I liked Antony's comparison of human life to the clouds, vapor taking on this form and that, and then vanishing altogether. It is a nice analogy of life, and a perfect representation of his life of fluctuating fame and fortune.

I found the switching back and forth of scenes was less like Shakespeare and more like a CNN International Newscast. Wouldn't that be an interesting way to stage this play?

Also when you read Shakespeare, you always have to pay close attention to what the soothsayer says. His words are full of clues as to what is going to happen later in the play (cf. Julius Caesar). In Antony and Cleopatra, the Soothsayer says to Charmian "You shall outlive the lady whom you serve" and Charmian says "O excellent! I love long life better than figs." Well, we find out that Charmian eventually does outlive the lady whom she serves, but only by a few minutes (!), and she dies from an asp hidden in a basket of figs. Ouch.

And of course as always in Shakespeare, the language was beautiful. I like how his language says one thing but refers to something else, such as "Unarm, Eros, the long day's task is done and we must sleep." (sleeping refers to dying) or "I am dying, Egypt, dying." (Egypt refers to Cleopatra), the clown wishes the queen "joy of the worm." (worm refers to the snake and joy to the power of the snake to bring death) And Iras: "Finish, good lady, the bright day is done, And we are for the dark." (day refers to life, and dark to death).

Here is some more language that I liked from the play:

Soothsayer. You shall be more beloving than beloved.
Charmian. I had rather heat my liver with drinking.

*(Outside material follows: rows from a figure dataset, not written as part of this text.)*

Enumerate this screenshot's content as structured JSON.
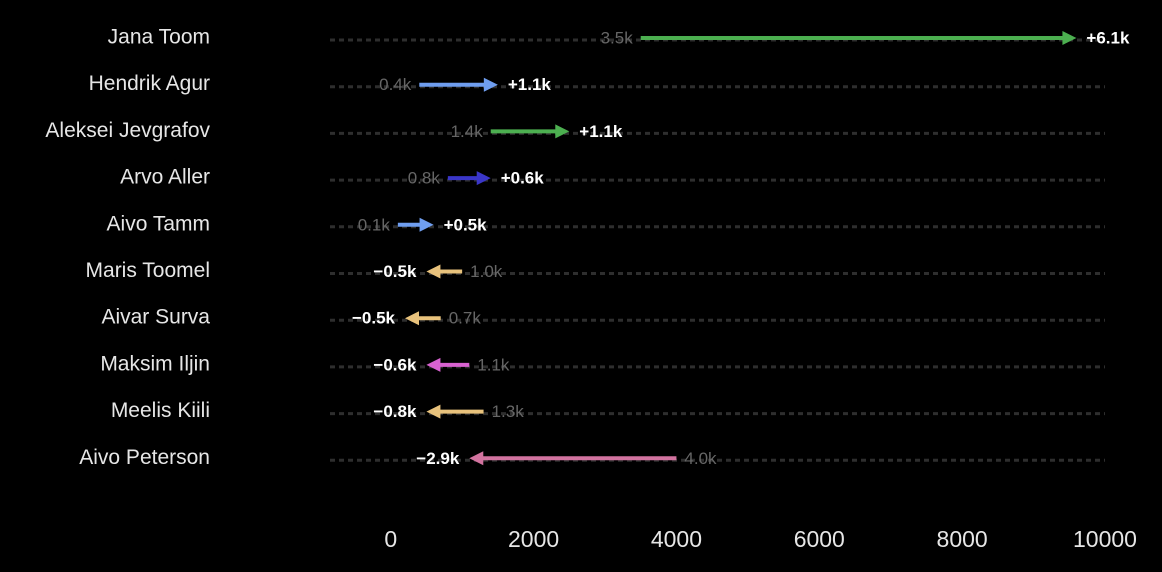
{
  "chart_data": {
    "type": "arrow",
    "categories": [
      "Jana Toom",
      "Hendrik Agur",
      "Aleksei Jevgrafov",
      "Arvo Aller",
      "Aivo Tamm",
      "Maris Toomel",
      "Aivar Surva",
      "Maksim Iljin",
      "Meelis Kiili",
      "Aivo Peterson"
    ],
    "start": {
      "values": [
        3500,
        400,
        1400,
        800,
        100,
        1000,
        700,
        1100,
        1300,
        4000
      ],
      "value_labels": [
        "3.5k",
        "0.4k",
        "1.4k",
        "0.8k",
        "0.1k",
        "1.0k",
        "0.7k",
        "1.1k",
        "1.3k",
        "4.0k"
      ]
    },
    "change": {
      "values": [
        6100,
        1100,
        1100,
        600,
        500,
        -500,
        -500,
        -600,
        -800,
        -2900
      ],
      "value_labels": [
        "+6.1k",
        "+1.1k",
        "+1.1k",
        "+0.6k",
        "+0.5k",
        "−0.5k",
        "−0.5k",
        "−0.6k",
        "−0.8k",
        "−2.9k"
      ]
    },
    "colors": [
      "#4caf50",
      "#6f9ef0",
      "#4caf50",
      "#3a36c8",
      "#6f9ef0",
      "#e8c27c",
      "#e8c27c",
      "#d862d0",
      "#e8c27c",
      "#d2739f"
    ],
    "xlim": [
      -850,
      10000
    ],
    "xticks": [
      0,
      2000,
      4000,
      6000,
      8000,
      10000
    ]
  }
}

Antony. I learn, you take things ill which are
not so;
Or being, concern you not.

Antony. Cold-hearted toward me?
Cleopatra. Ah, dear, if I be so,
From my cold heart let heaven engender hail,
And poison it in the source, and the first stone
Drop in my neck: as it determines, so
Dissolve my life! the next Caesarion smite!
Till by degreees the memory of my womb,
Together with my brave Egyptians all,
By the discandying of this pelleted storm
Lie graveless, till the flies and gnats of Nile
Have buried them for prey!

The hand of death hath raught him.

. . . let Patient Octavia plough thy visage up
With her preparéd nails.

. . . fill our bowls once more:
Let's mock the midnight bell.

A 1759 quote about a performance of this play stated that it "did not seem to give ye Audience any great pleasure or draw any applause." I can imagine that. It is not one of the best of Shakespeare's plays, but it does give you a fair share of history, tragedy, and poetry. I think this play is also ripe for 20th century reinterpretation analyzing destructive power relationships. I would like to see a modern staging of it.